Commentary

Ad-Tech Vets Weigh In On Rubicon's Potential Options, Scenarios

With the news last week that ad tech stalwart Rubicon Project is exploring strategic options, including a sale, RTBlog asked industry vets for their take on the situation. Clearly, Rubicon is not the only ad tech firm undergoing changes as the industry consolidates. Rocket Fuel recently announced a restructuring and layoffs.

Dave Zinman, COO of RadiumOne, called Rubicon a “pillar in the programmatic market with a critical role in enabling publishers to realize yield from programmatic demand.” Rubicon is a long-time partner of RadiumOne. “Consolidation is a necessary step in the maturation of the digital advertising ecosystem, and Rubicon's willingness to pursue this path is healthy for the industry in the long run,” Zinman said.

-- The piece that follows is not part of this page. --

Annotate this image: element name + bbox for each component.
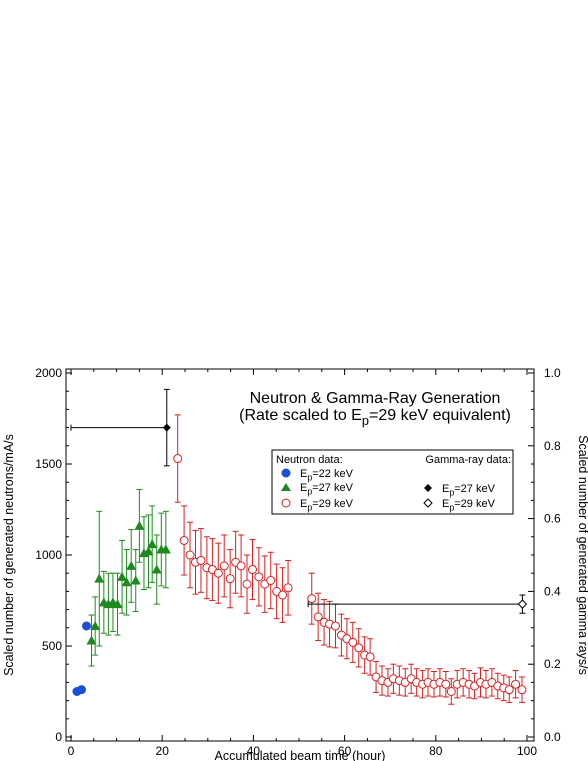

Rubicon was late to join the header-bidding party. Zinman explained that it wasn’t just that it was late to header bidding: “a bigger challenge is that header bidding is commoditizing the role of SSPs [supply-side platforms] because it forces them to compete to monetize each impression. This is hastening the day when SSPs no longer have lock in with publishers, which will squeeze margins across the industry,” Zinman said.

Rajeev Goel, CEO of PubMatic, said Rubicon finds itself in this situation because of its late entry into header bidding. “The company has clearly stated that their being late to header bidding has had a negative effect on their financial performance,” he said. However, “it’s important to note that this isn’t a short-term situation. Any company that has built its business on waterfall tactics to access inventory is in a difficult situation in a header-bidding world where inventory access becomes somewhat democratized,” Goel explained.

Goel went further: “More broadly, there’s a new opportunity to help publishers take back control of ad decisioning. Header bidding, wrapper, and holistic ad-serving across programmatic and direct channels are significant growth opportunities that redefine the market. Rubicon’s gap in header bidding represents a broader gap in helping publishers better control and manage their ad decisioning.”

Goel suggested that publishers and advertisers are seeking more control over both direct and programmatic demand, and this is challenging for Rubicon to change in a short period of time.

As for potential interest in Rubicon’s business, Goel says: “I suspect there will be interest in Rubicon from two primary categories -- strategics and private equity buyers. Strategics could come from a variety of different fields -- media companies looking to take back control of their destiny from the competitive threat and duopoly of Facebook and Google, telcos looking to extend further into advertising, software companies expanding their marketing execution capabilities as we saw recently with TubeMogul’s execution, ecommerce companies that are increasingly driving profitability via advertising, and other ad tech companies looking for complementary capabilities.”

Goel thinks private equity buyers would be interested in Rubicon because of its relatively high cash balance and continuing profitability and cash flow, “all sitting inside of a company that’s trading at a low multiple. This asset has many of the characteristics that private equity firms look for in a take-private, including scale.”

Goel said that from a strategic perspective, a prospective buyer would be acquiring a “media and data gateway” to the programmatic ecosystem. “Virtually all market projections indicate that the vast majority of, if not all, digital advertising will be traded programmatically in the not-too-distant future.” Furthermore, “any platform that allows publishers to control ad decisioning is critical to the ecosystem. Similarly, from the sell side vantage point, there are significant data assets that can be unlocked due to the proximity to the consumer and scale of the platform. From a financial perspective, the buyer would be acquiring a scaled operation with the potential for significant cash generation once it is put on the right trajectory.”

Hector Pantazopoulos, chief revenue officer, SourceKnowledge, told Real-Time Daily via email: "An SSP [supply-side platform] in today's ecosystem shouldn't be a public entity. Rubicon was primarily an SSP that, because of the pressures around being public, shifted focus away from publisher-centric tools. They drifted into trying to be all things in one, serving multiple masters. This was ultimately a failure in strategy and long term vision."

"The investment community is looking for the real value in ad tech," Pantazopoulos said. "It means transparency both in costs and traffic, and ultimately driving real performance for advertisers. It's getting harder to prove the value of ad tech -- but it's up to the companies involved to change that perception."